28. The fact that the company had failed, at the interlocutory stage, to demonstrate that it has a prima facie case with a probability of success, is not, of itself a final determination.

29. It would appear that the petitioner is convinced that the cases filed by the company had no merits.  That is why the petitioner insists that the company definitely owes it money.  In that regard, the petitioner may or may not be right, because the final decision will be made by the court.

30. In the circumstances, it may be prudent for the petitioner to move the court, so that a determination is made in the cases.  It is then that the petitioner would be on solid ground, to insist that the company was definitely indebted to the petitioner, if the court will have held in favour of the petitioner.

31. If the court grants judgement in favour of the petitioner, in those other cases, that would have brought finality to the question as to whether or not the company is indebted to the petitioner.

32. But until there was either an express and unequivocal admission of indebtedness by the company, or a final judgement in favour of the petitioner, the assessment of the facts, by the respective parties is nothing more than their respective opinions on the matter.

33. Such opinions may be well founded and plausible, but they do not constitute determinations which are binding on the parties.

34. And even after the creditor obtained judgement against a debtor, it would be expected that the creditor would then take steps to execute the Decree.

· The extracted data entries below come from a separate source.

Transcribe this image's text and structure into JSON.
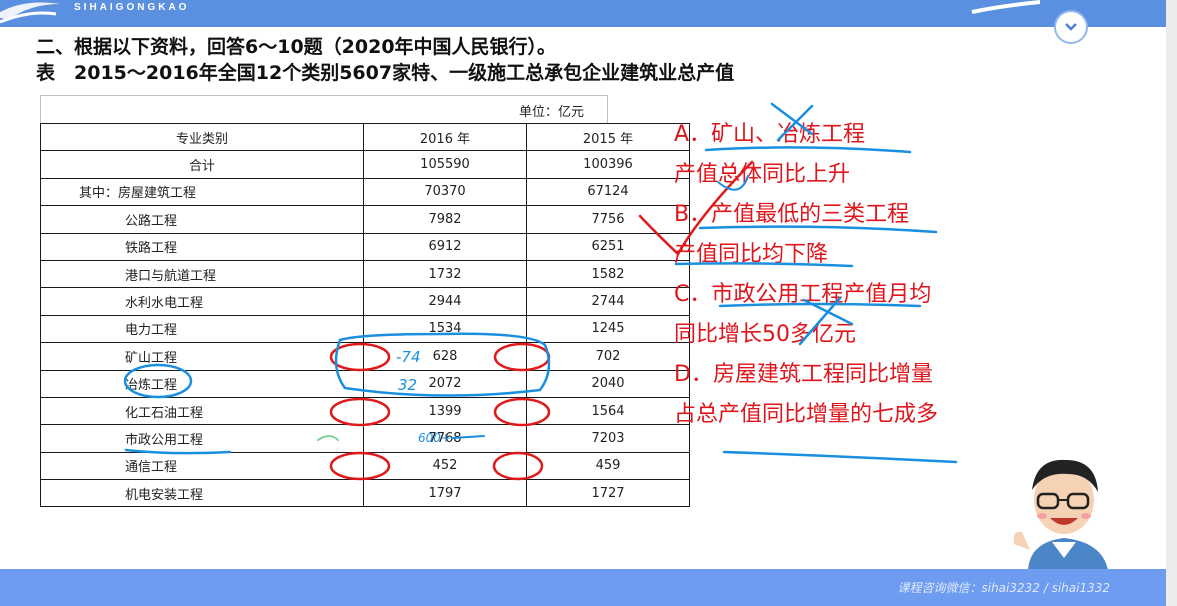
{
  "header": {
    "brand": "SIHAIGONGKAO"
  },
  "question": {
    "title": "二、根据以下资料，回答6～10题（2020年中国人民银行）。",
    "table_caption": "表　2015～2016年全国12个类别5607家特、一级施工总承包企业建筑业总产值"
  },
  "table": {
    "unit": "单位：亿元",
    "columns": [
      "专业类别",
      "2016 年",
      "2015 年"
    ],
    "rows": [
      {
        "name": "合计",
        "v2016": "105590",
        "v2015": "100396"
      },
      {
        "name": "其中：房屋建筑工程",
        "v2016": "70370",
        "v2015": "67124"
      },
      {
        "name": "公路工程",
        "v2016": "7982",
        "v2015": "7756"
      },
      {
        "name": "铁路工程",
        "v2016": "6912",
        "v2015": "6251"
      },
      {
        "name": "港口与航道工程",
        "v2016": "1732",
        "v2015": "1582"
      },
      {
        "name": "水利水电工程",
        "v2016": "2944",
        "v2015": "2744"
      },
      {
        "name": "电力工程",
        "v2016": "1534",
        "v2015": "1245"
      },
      {
        "name": "矿山工程",
        "v2016": "628",
        "v2015": "702"
      },
      {
        "name": "冶炼工程",
        "v2016": "2072",
        "v2015": "2040"
      },
      {
        "name": "化工石油工程",
        "v2016": "1399",
        "v2015": "1564"
      },
      {
        "name": "市政公用工程",
        "v2016": "7768",
        "v2015": "7203"
      },
      {
        "name": "通信工程",
        "v2016": "452",
        "v2015": "459"
      },
      {
        "name": "机电安装工程",
        "v2016": "1797",
        "v2015": "1727"
      }
    ]
  },
  "options": [
    "A．矿山、冶炼工程",
    "产值总体同比上升",
    "B．产值最低的三类工程",
    "产值同比均下降",
    "C．市政公用工程产值月均",
    "同比增长50多亿元",
    "D．房屋建筑工程同比增量",
    "占总产值同比增量的七成多"
  ],
  "annotations": {
    "note_74": "-74",
    "note_32": "32",
    "note_600": "600+"
  },
  "footer": {
    "contact": "课程咨询微信：sihai3232 / sihai1332"
  },
  "colors": {
    "topbar": "#5b8fe0",
    "bottombar": "#6d9cf0",
    "option_text": "#e0141b",
    "blue_ink": "#1a8fe0",
    "red_ink": "#e01a1a"
  },
  "icons": [
    "logo-swoosh-icon",
    "chevron-down-icon",
    "teacher-avatar-icon"
  ]
}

35. Winding-Up proceedings were never intended to be a process or a procedure for use by a Decree-Holder to recover the decretal amount owed to him.

36. On the other hand, I  equally appreciate the petitioner’s concerns  that;

“This Honourable Court cannot be used as a shield to offer protection to a debtor who has failed to honour its obligations for close to three years”.

37. But then again, the only obligations that the court is concerned with in a winding-up cause, is the obligation to pay debts to the petitioner.  If it were established that the company was insolvent, this court would not hesitate to order that it be wound-up.

38. The fact that the claim is in respect to a debt which is alleged to have been outstanding for nearly 3 years old, is not sufficient ground to warrant the commencement of winding-up proceedings.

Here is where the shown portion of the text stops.